Dois Garotos (Parte 2 de 3)
(Parte 2 de 3)
Na semana que se seguiu, voltei à escola e encontrei R. bastante estranho. Perguntei o porquê, e ele não deu voltas para me responder. Disse que estava muito magoado comigo, que éramos amigos, e que amigos verdadeiros não esquecem o aniversário um do outro. Disse que havia ido à minha casa para receber de mim os parabéns, e eu havia me esquecido. De fato, eu não disse. Mas não esqueci, apenas não tive coragem de parabenizá-lo. Não entendia, mas na hora me faltaram forças e palavras. Não queria somente apertar a mão dele, nem bater nas suas costas. A minha vontade era de abraçá-lo, senti-lo perto de mim. Uma sensação nova, maior do que minha razão poderia explicar. E novamente eu não soube o que dizer.
No dia seguinte, nossa última sessão de música. Tocava “Patience”, dos Guns ‘N Roses. Cada um com fone no seu ouvido, mas não estávamos conversando, pois eu copiava matéria da semana que havia estado doente. A música terminou, e de repente ele parou a fita. Voltou a fita. Metade da música. Voltou mais um pouco, porém havia retrocedido demais: apertou o play, e começou a tocar a metade final de “Is This Love”, do Whitesnake. Aí que eu notei que estávamos ouvindo uma cópia da fita que ele havia me presenteado.

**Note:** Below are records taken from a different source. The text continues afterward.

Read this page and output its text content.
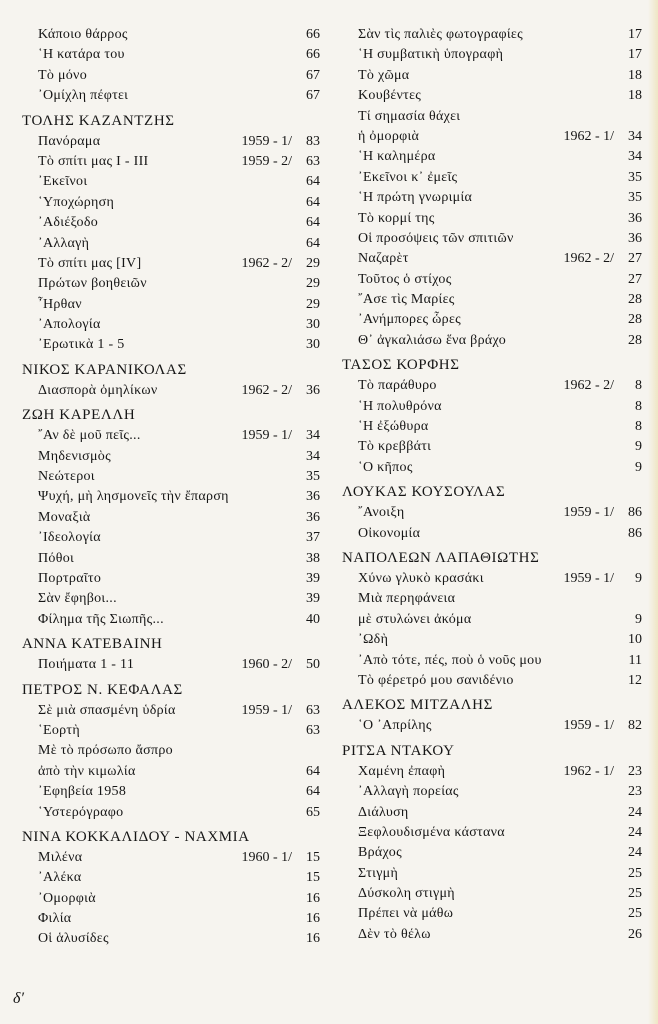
Κάποιο θάρρος	66
῾Η κατάρα του	66
Τὸ μόνο	67
᾿Ομίχλη πέφτει	67
ΤΟΛΗΣ ΚΑΖΑΝΤΖΗΣ
Πανόραμα	1959 - 1/	83
Τὸ σπίτι μας I - III	1959 - 2/	63
᾿Εκεῖνοι	64
῾Υποχώρηση	64
᾿Αδιέξοδο	64
᾿Αλλαγὴ	64
Τὸ σπίτι μας [IV]	1962 - 2/	29
Πρώτων βοηθειῶν	29
῏Ηρθαν	29
᾿Απολογία	30
᾿Ερωτικὰ 1 - 5	30
ΝΙΚΟΣ ΚΑΡΑΝΙΚΟΛΑΣ
Διασπορὰ ὁμηλίκων	1962 - 2/	36
ΖΩΗ ΚΑΡΕΛΛΗ
῎Αν δὲ μοῦ πεῖς...	1959 - 1/	34
Μηδενισμὸς	34
Νεώτεροι	35
Ψυχή, μὴ λησμονεῖς τὴν ἔπαρση	36
Μοναξιὰ	36
᾿Ιδεολογία	37
Πόθοι	38
Πορτραῖτο	39
Σὰν ἔφηβοι...	39
Φίλημα τῆς Σιωπῆς...	40
ΑΝΝΑ ΚΑΤΕΒΑΙΝΗ
Ποιήματα 1 - 11	1960 - 2/	50
ΠΕΤΡΟΣ Ν. ΚΕΦΑΛΑΣ
Σὲ μιὰ σπασμένη ὑδρία	1959 - 1/	63
῾Εορτὴ	63
Μὲ τὸ πρόσωπο ἄσπρο
ἀπὸ τὴν κιμωλία	64
᾿Εφηβεία 1958	64
῾Υστερόγραφο	65
ΝΙΝΑ ΚΟΚΚΑΛΙΔΟΥ - ΝΑΧΜΙΑ
Μιλένα	1960 - 1/	15
᾿Αλέκα	15
᾿Ομορφιὰ	16
Φιλία	16
Οἱ ἁλυσίδες	16
Σὰν τὶς παλιὲς φωτογραφίες	17
῾Η συμβατικὴ ὑπογραφὴ	17
Τὸ χῶμα	18
Κουβέντες	18
Τί σημασία θάχει
ἡ ὀμορφιὰ	1962 - 1/	34
῾Η καλημέρα	34
᾿Εκεῖνοι κ᾿ ἐμεῖς	35
῾Η πρώτη γνωριμία	35
Τὸ κορμί της	36
Οἱ προσόψεις τῶν σπιτιῶν	36
Ναζαρὲτ	1962 - 2/	27
Τοῦτος ὁ στίχος	27
῎Ασε τὶς Μαρίες	28
᾿Ανήμπορες ὧρες	28
Θ᾿ ἀγκαλιάσω ἕνα βράχο	28
ΤΑΣΟΣ ΚΟΡΦΗΣ
Τὸ παράθυρο	1962 - 2/	8
῾Η πολυθρόνα	8
῾Η ἐξώθυρα	8
Τὸ κρεββάτι	9
῾Ο κῆπος	9
ΛΟΥΚΑΣ ΚΟΥΣΟΥΛΑΣ
῎Ανοιξη	1959 - 1/	86
Οἰκονομία	86
ΝΑΠΟΛΕΩΝ ΛΑΠΑΘΙΩΤΗΣ
Χύνω γλυκὸ κρασάκι	1959 - 1/	9
Μιὰ περηφάνεια
μὲ στυλώνει ἀκόμα	9
᾿Ωδὴ	10
᾿Απὸ τότε, πές, ποὺ ὁ νοῦς μου	11
Τὸ φέρετρό μου σανιδένιο	12
ΑΛΕΚΟΣ ΜΙΤΖΑΛΗΣ
῾Ο ᾿Απρίλης	1959 - 1/	82
ΡΙΤΣΑ ΝΤΑΚΟΥ
Χαμένη ἐπαφὴ	1962 - 1/	23
᾿Αλλαγὴ πορείας	23
Διάλυση	24
Ξεφλουδισμένα κάστανα	24
Βράχος	24
Στιγμὴ	25
Δύσκολη στιγμὴ	25
Πρέπει νὰ μάθω	25
Δὲν τὸ θέλω	26
δ′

Olho para ele, no intuito de falar alguma besteira. Eis que ele está olhando para mim. Novamente me faltou coragem para perguntar alguma coisa, o que ele queria me dizer, pois seus lábios balbuciaram. Eu e R. ficamos alguns segundos olhando um para o outro. Recomeçou a tocar “Patience”. Os primeiros acordes e os assobios pareciam ter congelado aquele momento, momento quando seus olhos se encheram d’água. Ele disse que me amava. Tirei o fone do ouvido e saí. Corri até o banheiro. Entrei em uma cabine, me perguntando o porquê de que tinha reagido daquela forma, se eu também o amava fazia tempo, só que não sabia. Ou temia autoconfessar.
O que meu coração mais queria era que ele viesse atrás de mim. Em um sonho pueril e romântico, almejava que ele entrasse por aquela porta e me perdoasse por ter sido tão infantil. Entretanto, ele não foi; e eu também não voltei. Passei o resto da manhã no pátio, matando aula, sem coragem de voltar à sala e encará-lo. Pedi a uma amiga que pegasse minha mochila no final do último tempo. Naquele dia não o vi mais. No seguinte, R. se sentou no mesmo lugar de sempre, me cumprimentou com o mesmo sorriso, só que não me olhou nos olhos, desviou-os. Ao tocar o sinal do intervalo, foi um dos primeiros a se levantar. E não olhou para trás. Estava de novo só. Mais uma vez meu coração ficou a esperar. Sabe, acho que eu esperei demais...
Alguns dias depois, após a aula de Educação Física, no vestiário, R. falou comigo. Ele me viu entrando no banheiro e foi atrás, segundo ele. Perguntou-me por que eu deixei de lhe falar, por que estava tão distante. Pediu desculpas. Argumentei que tudo estava bem, falei que não era nada, que apenas estava cansado da rotina de estudos. Um pretexto esfarrapado, no qual ele nem se deu o trabalho de acreditar.
Silêncio. Lá fora, nossos colegas estavam empolgados em uma partida de queimado, meninos x meninas. Estávamos livres deles.